The request context contains the information that is sent by the API caller and varies with the type of operation called and the configuration of that operation. For example, a GET operation can never have a populated request.body, and you can configure an operation to have request.parameters (query parameters). The first policy in an assembly acts on the request and produces the first instance of the message. If there are no policies, the request is returned to the caller.

Managing contexts
Because the message can be overwritten, it can be useful to create and reference new contexts where possible so that they are saved and reusable during the API call.
  • Use the map policy to overwrite the message context when you need to execute a policy that only acts on the message.
  • Use the request context when you want to use the original request made to the API.
  • Use the map, invoke, and proxy policies to create new contexts when you want to save your message.
    Note: When you create a new context, unless you are also mapping to the message, the message is overwritten with an empty object.

For example, an invoke policy is the first policy in the assembly and its response overwrites the request as the message. The message is then acted upon by a validate policy, and a map policy then saves the message as a new context, ready for a second invoke policy to overwrite the message without losing the first invoke policy's output.
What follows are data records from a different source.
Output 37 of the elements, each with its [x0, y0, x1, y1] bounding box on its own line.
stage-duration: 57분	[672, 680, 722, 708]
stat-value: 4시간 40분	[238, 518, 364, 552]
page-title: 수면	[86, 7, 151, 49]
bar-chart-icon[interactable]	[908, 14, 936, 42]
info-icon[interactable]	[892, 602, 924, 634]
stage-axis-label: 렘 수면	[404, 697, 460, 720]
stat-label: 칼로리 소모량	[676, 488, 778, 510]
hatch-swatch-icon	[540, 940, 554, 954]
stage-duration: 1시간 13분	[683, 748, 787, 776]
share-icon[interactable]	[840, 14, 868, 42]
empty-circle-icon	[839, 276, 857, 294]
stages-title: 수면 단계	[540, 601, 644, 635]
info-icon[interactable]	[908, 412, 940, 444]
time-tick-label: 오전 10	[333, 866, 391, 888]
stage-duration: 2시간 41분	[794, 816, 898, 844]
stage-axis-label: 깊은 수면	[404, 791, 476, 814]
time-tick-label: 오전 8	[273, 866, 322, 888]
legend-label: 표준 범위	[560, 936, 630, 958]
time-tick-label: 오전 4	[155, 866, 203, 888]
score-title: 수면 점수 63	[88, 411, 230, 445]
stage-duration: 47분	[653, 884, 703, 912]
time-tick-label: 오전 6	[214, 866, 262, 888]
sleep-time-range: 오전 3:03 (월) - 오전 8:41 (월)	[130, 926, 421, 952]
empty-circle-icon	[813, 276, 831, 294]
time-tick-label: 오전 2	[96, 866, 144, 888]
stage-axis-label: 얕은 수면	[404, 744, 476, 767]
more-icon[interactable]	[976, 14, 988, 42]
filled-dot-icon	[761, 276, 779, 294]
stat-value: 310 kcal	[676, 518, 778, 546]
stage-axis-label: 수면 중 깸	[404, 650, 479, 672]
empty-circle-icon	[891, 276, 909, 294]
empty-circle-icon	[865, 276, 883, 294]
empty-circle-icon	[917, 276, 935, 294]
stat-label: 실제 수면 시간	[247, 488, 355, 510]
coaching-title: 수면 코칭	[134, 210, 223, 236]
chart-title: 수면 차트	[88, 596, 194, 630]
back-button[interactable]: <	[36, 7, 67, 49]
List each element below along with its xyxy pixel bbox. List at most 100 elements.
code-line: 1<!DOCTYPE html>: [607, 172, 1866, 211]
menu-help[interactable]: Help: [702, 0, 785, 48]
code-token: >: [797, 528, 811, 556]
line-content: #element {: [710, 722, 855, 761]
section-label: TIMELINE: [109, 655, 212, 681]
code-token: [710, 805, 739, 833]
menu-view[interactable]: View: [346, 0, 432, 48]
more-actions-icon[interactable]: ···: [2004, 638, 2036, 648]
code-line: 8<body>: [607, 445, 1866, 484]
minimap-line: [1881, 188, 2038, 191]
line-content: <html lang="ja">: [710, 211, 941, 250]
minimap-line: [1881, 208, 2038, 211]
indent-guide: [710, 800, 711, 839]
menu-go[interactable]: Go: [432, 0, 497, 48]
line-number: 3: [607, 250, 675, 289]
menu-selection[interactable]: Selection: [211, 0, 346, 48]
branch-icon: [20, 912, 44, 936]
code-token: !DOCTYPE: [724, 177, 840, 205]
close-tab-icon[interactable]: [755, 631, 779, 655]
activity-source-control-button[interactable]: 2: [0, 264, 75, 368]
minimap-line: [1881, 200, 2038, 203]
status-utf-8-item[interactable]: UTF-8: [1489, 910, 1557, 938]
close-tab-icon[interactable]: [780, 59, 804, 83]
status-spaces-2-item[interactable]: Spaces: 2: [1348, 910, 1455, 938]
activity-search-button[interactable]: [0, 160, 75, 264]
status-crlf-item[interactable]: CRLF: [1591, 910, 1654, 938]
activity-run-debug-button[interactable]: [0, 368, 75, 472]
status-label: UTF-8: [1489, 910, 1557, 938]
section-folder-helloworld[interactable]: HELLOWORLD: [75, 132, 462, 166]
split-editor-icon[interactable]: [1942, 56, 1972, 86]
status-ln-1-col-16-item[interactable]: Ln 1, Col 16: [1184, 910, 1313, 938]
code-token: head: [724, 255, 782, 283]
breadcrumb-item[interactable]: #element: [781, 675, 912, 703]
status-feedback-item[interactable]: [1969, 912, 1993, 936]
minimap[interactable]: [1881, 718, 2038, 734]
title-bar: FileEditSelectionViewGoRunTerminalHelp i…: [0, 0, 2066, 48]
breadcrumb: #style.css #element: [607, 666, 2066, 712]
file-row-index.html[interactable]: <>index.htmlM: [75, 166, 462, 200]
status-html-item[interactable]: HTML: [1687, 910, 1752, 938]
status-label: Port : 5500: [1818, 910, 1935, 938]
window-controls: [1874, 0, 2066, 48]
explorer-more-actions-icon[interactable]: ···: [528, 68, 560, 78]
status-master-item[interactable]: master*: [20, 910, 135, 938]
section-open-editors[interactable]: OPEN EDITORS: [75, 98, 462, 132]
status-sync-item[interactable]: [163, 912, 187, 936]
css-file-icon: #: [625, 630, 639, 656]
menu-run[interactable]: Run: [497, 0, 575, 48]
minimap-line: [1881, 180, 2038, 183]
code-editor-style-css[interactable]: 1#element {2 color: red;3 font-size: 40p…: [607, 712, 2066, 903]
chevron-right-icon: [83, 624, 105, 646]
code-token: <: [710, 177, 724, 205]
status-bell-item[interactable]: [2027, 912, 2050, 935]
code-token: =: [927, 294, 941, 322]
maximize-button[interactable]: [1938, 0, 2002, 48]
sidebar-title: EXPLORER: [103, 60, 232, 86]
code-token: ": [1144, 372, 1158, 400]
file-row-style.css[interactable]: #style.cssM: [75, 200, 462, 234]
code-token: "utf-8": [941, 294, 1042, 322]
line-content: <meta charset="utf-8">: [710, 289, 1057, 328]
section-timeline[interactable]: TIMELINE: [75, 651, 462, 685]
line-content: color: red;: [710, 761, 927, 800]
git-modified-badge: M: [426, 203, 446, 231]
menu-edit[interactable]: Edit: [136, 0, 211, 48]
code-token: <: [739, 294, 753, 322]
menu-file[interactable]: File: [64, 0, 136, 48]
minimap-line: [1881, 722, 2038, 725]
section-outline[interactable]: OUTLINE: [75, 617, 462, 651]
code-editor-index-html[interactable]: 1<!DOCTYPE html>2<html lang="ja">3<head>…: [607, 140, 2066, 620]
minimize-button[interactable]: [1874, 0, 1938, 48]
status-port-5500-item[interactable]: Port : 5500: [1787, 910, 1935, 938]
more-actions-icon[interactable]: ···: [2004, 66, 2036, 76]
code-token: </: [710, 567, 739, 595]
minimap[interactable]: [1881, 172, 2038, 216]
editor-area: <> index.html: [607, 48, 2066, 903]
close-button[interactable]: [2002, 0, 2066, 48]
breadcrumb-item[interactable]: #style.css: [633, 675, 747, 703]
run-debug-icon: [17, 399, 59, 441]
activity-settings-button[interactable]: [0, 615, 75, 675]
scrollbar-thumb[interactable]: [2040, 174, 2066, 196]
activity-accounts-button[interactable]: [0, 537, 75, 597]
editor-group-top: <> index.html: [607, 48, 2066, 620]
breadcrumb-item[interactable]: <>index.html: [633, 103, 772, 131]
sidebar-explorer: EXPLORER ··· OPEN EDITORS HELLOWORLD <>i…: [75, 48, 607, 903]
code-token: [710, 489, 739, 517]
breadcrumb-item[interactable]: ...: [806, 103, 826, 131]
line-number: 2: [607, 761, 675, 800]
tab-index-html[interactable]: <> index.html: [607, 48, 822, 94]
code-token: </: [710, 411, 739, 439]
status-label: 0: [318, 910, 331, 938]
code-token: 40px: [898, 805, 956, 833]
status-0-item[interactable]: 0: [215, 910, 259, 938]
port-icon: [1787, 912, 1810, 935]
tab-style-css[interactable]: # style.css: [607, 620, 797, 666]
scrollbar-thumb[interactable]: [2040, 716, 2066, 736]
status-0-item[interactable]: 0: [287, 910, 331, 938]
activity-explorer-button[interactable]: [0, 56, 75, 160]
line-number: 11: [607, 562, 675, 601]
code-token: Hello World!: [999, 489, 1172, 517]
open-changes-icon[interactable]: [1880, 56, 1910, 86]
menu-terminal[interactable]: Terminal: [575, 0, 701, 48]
You can also access contexts outside of the message or your custom contexts, but these cannot be written to. For a list of contexts, see API Connect context variables.

Branches and catches
Using logic constructs, such as operation-switch or if, you can execute different sections of the assembly when certain conditions are fulfilled. When the assembly branches, the subsection of the assembly contained by the construct is executed in the same manner as a complete assembly. However, contexts are shared with the complete assembly.

When a catch is triggered, either by an error occurring during the execution of a policy, or because a throw policy is encountered, the rest of the assembly flow is ignored. All contexts are shared by the catch being executed and when the end of the catch is reached, the API call is completed. There is no way to return from a catch to the rest of the assembly.